Researchers from the University of Glasgow will see a decade's worth of painstaking work come to fruition when the device is launched into orbit on Thursday.
The instrument will lay the groundwork for experiments that will examine 'ripples' in space and time caused by massive events in the distant cosmos, such as the collision of stars and black holes.
Scientist want to better understand these galactic disturbances, known as gravitational waves, which were predicted by Einstein’s Theory of General Relativity but remain elusive and hard to detect.
The probe will be placed on the European Space Agency’s (ESA) LISA Pathfinder spacecraft, which is due to will blast off from the Guiana Space Centre in Kourou, French Guiana atop a Vega rocket.

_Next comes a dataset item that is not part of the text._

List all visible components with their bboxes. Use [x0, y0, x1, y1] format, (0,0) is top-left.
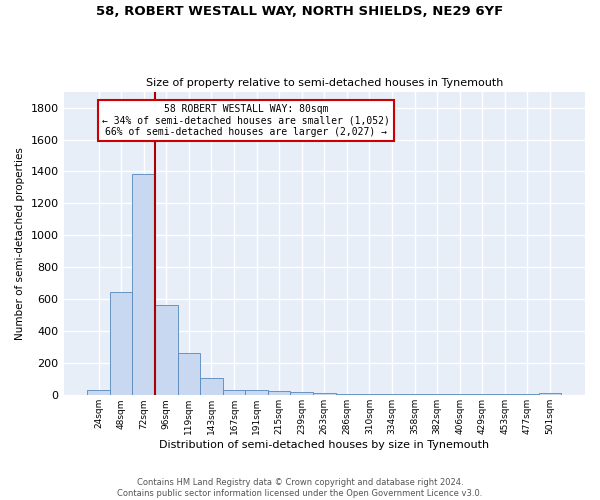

It is made of two two gold and platinum cubes which will float in a space capsule 900,000 miles from the earth at a point where they face the lest disturbance from other gravitational forces.
A very sensitive system called a laser interferometer, designed by the Glasgow team, will measure the distance between the two cubes to a scale as as precise as one hundred millionth of a millimetre, looking for tell-tale movements caused by any stray forces.
If the test works it will be used as the basis for later experiments to one day test for gravitational waves.
Dr Harry Ward, who leads the University’s LISA Pathfinder team, said: “For the last decade, we’ve been working very hard on LISA Pathfinder, which is a tremendously exciting project involving researchers from all over Europe.
"It’s exhilarating and a little bit frightening that we’re finally on the verge of seeing it set off on the mission it was conceived to undertake and I’ll be lucky enough to see it from the launch site in Kourou."
“The launch of the LISA Pathfinder is a major milestone, not just for us and the European Space Agency’s other partners, but for developing further our understanding of the universe."
He added: “Although this mission won’t be looking directly for evidence of gravitational waves, it’s a vitally important step towards the ESA’s eLISA project, which will place two detectors in space a million kilometres apart and will allow us a research opportunity which is totally unprecedented in the history of astronomy."
“It’s an exciting time to be working in this field and we’re looking forward to the next stage of the search for evidence of gravitational waves.”